Alendronate May Provide Cardiovascular Benefits; Plus FDA Approves Subcutaneous Tocilizumab

New research has linked alendronate to reduced cardiovascular death in hip fracture patients. Also the U.S. Food and Drug Administration (FDA) approved subcutaneous tocilizumab for treating polyarticular juvenile idiopathic arthritis (PJIA) in patients age 2 and older.

Alendronate May Benefit the Heart
In a recent study, alendronate was linked to a reduced risk of cardiovascular death, myocardial infarction and stroke in hip fracture patients.¹ These reductions occurred within 10 years after the hip fracture.

The study enrolled 34,991 patients with new hip fractures from 2005–2013 and followed them until late 2016. Of these patients, 13% received osteoporosis treatment during follow-up.

Alendronate use was associated with a 67% lower risk of one-year cardiovascular death and a 45% lower risk of myocardial infarction. Additionally, alendronate use was associated with an 18% reduced risk of stoke within five years and a 17% reduced risk of stroke within 10 years.

FDA Approves Tocilizumab for Juvenile Arthritis
On May 14, the FDA approved the subcutaneous formulation of tocilizumab (Actemra) for treating active polyarticular juvenile idiopathic arthritis (PJIA) in patients age 2 and older. Tocilizumab can be given as monotherapy or in combination with methotrexate in patients with PJIA. In 2013, tocilizumab was approved for these patients, but in only an intravenous formulation.

JIA affects approximately 100 in every 100,000 children, 30% of whom have PJIA. This approval is based on data from the JIGSAW-117 study. This 52-week, open-label, multicenter, Phase 1b pharmacokinetic/pharmacodynamic bridging study was designed to determine the appropriate dosing regimens of subcutaneous tocilizumab for a range of children’s body weights.

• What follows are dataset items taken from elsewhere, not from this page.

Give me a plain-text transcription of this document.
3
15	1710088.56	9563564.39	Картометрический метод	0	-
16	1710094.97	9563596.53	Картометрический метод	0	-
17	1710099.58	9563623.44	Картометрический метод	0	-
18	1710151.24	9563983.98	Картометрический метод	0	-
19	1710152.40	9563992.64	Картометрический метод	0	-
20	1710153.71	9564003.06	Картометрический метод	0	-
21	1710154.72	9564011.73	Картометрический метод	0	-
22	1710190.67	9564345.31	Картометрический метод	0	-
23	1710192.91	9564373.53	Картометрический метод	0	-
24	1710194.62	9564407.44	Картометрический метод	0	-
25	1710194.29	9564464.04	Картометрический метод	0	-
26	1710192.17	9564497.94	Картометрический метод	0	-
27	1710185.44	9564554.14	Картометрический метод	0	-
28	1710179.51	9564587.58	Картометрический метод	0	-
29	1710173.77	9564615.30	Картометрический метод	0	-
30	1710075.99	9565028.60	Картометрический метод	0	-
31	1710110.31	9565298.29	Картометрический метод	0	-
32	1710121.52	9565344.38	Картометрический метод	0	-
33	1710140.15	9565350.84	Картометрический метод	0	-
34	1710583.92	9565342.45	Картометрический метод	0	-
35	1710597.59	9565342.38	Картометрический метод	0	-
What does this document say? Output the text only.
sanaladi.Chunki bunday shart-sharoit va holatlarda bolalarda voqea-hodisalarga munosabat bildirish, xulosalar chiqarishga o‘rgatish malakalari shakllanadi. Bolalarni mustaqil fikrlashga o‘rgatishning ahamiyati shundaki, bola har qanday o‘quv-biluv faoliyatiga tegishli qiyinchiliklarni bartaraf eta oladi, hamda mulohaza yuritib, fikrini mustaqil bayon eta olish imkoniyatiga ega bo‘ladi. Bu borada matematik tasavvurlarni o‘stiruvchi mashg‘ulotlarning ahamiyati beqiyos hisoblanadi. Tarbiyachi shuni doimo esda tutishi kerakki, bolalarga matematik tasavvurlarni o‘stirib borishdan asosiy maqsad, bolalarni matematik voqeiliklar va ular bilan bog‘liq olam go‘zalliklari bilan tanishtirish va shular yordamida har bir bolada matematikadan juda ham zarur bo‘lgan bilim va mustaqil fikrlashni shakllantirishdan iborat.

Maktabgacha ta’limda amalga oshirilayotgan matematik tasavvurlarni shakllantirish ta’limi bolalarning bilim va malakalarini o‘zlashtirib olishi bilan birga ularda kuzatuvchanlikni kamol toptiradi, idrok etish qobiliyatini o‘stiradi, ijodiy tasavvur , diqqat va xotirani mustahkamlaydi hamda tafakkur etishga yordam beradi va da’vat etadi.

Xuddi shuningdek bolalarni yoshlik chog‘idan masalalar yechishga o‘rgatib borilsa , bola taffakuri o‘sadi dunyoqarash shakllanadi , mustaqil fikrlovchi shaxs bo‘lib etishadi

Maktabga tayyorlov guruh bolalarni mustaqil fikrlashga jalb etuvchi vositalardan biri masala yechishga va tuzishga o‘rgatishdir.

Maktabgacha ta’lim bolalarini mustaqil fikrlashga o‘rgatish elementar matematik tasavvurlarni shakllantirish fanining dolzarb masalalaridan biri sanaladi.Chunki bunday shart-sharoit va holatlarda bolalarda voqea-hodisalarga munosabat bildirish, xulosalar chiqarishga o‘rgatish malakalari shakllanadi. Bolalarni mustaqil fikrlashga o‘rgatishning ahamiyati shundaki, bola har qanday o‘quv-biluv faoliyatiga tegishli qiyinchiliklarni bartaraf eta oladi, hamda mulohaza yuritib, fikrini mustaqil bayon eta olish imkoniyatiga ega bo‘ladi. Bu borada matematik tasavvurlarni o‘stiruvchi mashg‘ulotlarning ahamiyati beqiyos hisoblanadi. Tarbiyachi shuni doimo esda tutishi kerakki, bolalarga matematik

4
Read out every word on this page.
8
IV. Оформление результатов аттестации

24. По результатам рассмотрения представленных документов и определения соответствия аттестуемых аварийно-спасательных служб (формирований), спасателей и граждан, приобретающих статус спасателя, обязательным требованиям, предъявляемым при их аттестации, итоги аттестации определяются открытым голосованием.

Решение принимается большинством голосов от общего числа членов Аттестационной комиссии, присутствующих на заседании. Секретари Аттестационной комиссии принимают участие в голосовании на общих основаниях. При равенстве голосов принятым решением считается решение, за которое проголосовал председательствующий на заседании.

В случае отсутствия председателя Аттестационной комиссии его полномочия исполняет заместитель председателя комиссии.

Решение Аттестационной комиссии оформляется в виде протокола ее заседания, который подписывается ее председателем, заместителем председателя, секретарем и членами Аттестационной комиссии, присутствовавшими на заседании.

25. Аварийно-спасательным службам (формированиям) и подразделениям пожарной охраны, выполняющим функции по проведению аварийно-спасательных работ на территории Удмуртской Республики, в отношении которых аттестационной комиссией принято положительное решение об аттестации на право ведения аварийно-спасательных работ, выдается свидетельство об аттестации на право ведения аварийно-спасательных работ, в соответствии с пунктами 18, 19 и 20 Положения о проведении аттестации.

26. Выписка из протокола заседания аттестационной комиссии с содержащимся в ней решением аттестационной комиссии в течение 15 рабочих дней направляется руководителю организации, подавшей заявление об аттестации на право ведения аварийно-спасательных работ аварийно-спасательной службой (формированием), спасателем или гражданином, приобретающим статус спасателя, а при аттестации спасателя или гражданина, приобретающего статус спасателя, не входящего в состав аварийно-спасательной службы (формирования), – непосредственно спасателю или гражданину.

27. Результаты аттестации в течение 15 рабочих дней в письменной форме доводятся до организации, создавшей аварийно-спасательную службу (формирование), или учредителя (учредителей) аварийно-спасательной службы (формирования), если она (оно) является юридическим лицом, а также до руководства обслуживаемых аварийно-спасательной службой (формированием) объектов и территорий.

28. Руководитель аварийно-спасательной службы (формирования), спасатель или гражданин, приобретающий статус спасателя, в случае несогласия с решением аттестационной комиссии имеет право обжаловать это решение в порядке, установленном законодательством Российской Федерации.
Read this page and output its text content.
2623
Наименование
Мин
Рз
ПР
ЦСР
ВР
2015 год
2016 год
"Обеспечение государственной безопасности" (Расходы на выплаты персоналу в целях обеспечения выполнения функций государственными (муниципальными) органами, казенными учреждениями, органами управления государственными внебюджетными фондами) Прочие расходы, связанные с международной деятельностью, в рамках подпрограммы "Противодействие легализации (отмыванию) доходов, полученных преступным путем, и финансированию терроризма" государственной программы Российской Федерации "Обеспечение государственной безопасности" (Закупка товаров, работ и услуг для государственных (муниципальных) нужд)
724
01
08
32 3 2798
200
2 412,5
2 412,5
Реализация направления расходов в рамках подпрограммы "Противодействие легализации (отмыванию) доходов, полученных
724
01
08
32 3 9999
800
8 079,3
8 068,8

Fifty-two PJIA patients, ranging in age from 1–17 years old, were enrolled in the study. Previously, these patients had inadequate responses or were intolerant to methotrexate. Patients could be tocilizumab naive or receiving intravenous tocilizumab with adequate disease control. Patients were given doses based on body weight: PJIA patients weighing less than 30 kg received 162 mg tocilizumab every three weeks, and PJIA patients weighing more than 30 kg received 162 mg tocilizumab every two weeks. Model-computed pharmacokinetic/pharmacodynamic parameters and safety were assessed.

The safety profile was similar to intravenous tocilizumab. However, patients using subcutaneous tocilizumab had more injection site reactions and neutropenia. Injection site reactions were reported in 29% of patients, but were mild in severity, none requiring treatment withdrawal or dose interruption. A decrease in neutrophil counts below 1×10⁹/L occurred in 15% of patients and was more frequently observed in the patients weighing less than 30 kg (26%) compared with patients who weighed 30 kg or more (4%).